Specific security practices directly correlate to program-level outcomes, Cisco contends in its new 2021 Security Outcomes Study, which aims to help practitioners identify actions that propel the best security results.
The study’s hypothesis is simple yet compelling: To get where you want to go you have to know not only how to get there but what you need to happen once you’re there. In other words, why do even the largest companies with the biggest security budgets still struggle to achieve certain outcomes? What do they need to manage their security risk--new technology, more training, better incident response or something else? The bottom line Cisco asks in the study is how can a security team determine what works best for their unique situation?
“Many security studies (and programs) start by focusing on what we’re doing rather than where we’re headed,” Cisco said in introducing the study’s findings. “But a successful security program isn’t just a set of directions; it’s a journey toward a destination.” Cisco put some hard data to address its open-ended questions. The vendor surveyed, through third parties, some 4,800 IT and privacy professionals across 25 countries in a double-blind study. Respondents were asked about their organization’s adherence to 25 security practices spanning governance, strategy, spending, architecture, and operations, and their program’s success across a dozen high-level security objectives to enable the business, manage risk and operate efficiently.
As for the survey’s top-line results:
- Change is a primary factor in cybersecurity success. On average, programs that include a proactive, best-of-breed tech refresh strategy are roughly 13 percent more likely to report overall security success, the highest of any practice and an indication of the importance of cloud and SaaS solutions.
- Firms that rarely upgrade infrastructure or only do so when things break showed significantly lower levels of success.
- Evidence that security practices affect program-level outcomes: Out of 275 practice-outcome combinations, 45 percent show significant correlation, indicating that specific practices affect the likelihood of achieving a certain outcome.

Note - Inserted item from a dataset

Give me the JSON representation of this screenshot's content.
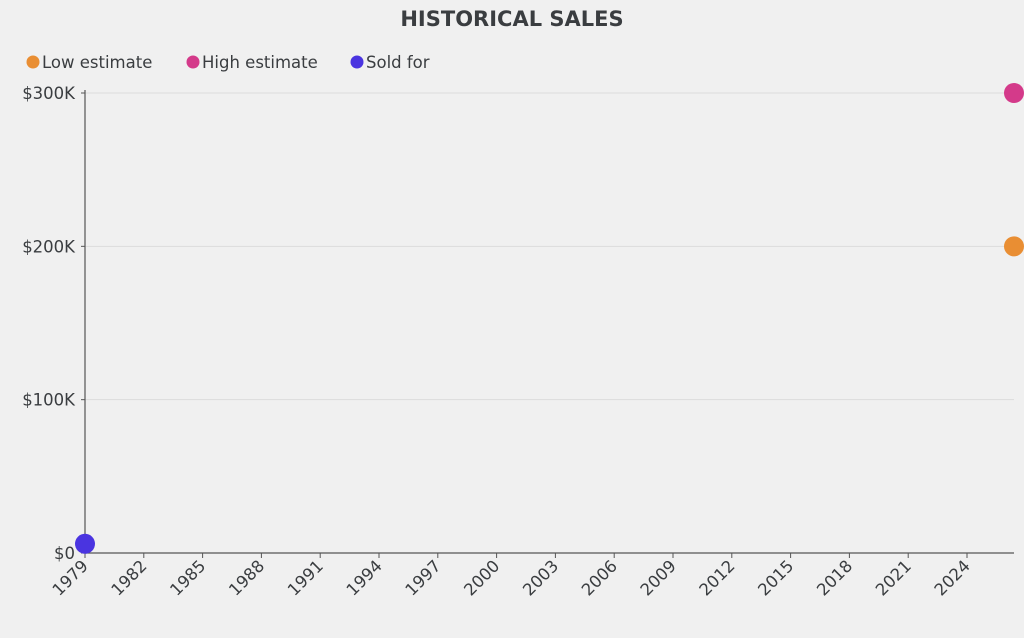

- A well-integrated technology stack has a positive impact on nearly every outcome evaluated, increasing the probability of overall success by an average of nearly 11 percent and improving recruitment and retention of security talent.
- Knowing potential cyber risks appears to correlate the least with overall success. Practices such as timely incident response and accurate threat detection correlate much more strongly with overall security success.
- Integration is the most significant factor in establishing a security culture that the entire organization embraces. Instead of traditional security training programs, which did not correlate with positive culture, investing in technology that is flexible and frictionless is the better choice.
- Across all 25 practices, those in the architecture and operations category appear most challenging to do well.
- Programs are most successful in meeting compliance regulations. Security programs struggle the most with avoiding unplanned work and wasted effort.
- NIST Cybersecurity Frameworks: The Identify function ranks #1 and the Protect function ranks next to last in program success.
- Minimize the impact of COVID-19 on operations: Maintained a modern IT and security infrastructure, invested in role-based training, and kept top executives informed.
"Security practitioners need to make fast, informed decisions,” said Mike Hanley, Cisco chief information security officer. “Yet they are often armed with dozens of tools from multiple vendors, requiring a fair amount of duct tape to get them to work together. This creates complexity, cost, and overhead," he said. Nevertheless, said Hanley, “even in the face of an ever-changing threat landscape and shrinking budgets, successful security outcomes are possible."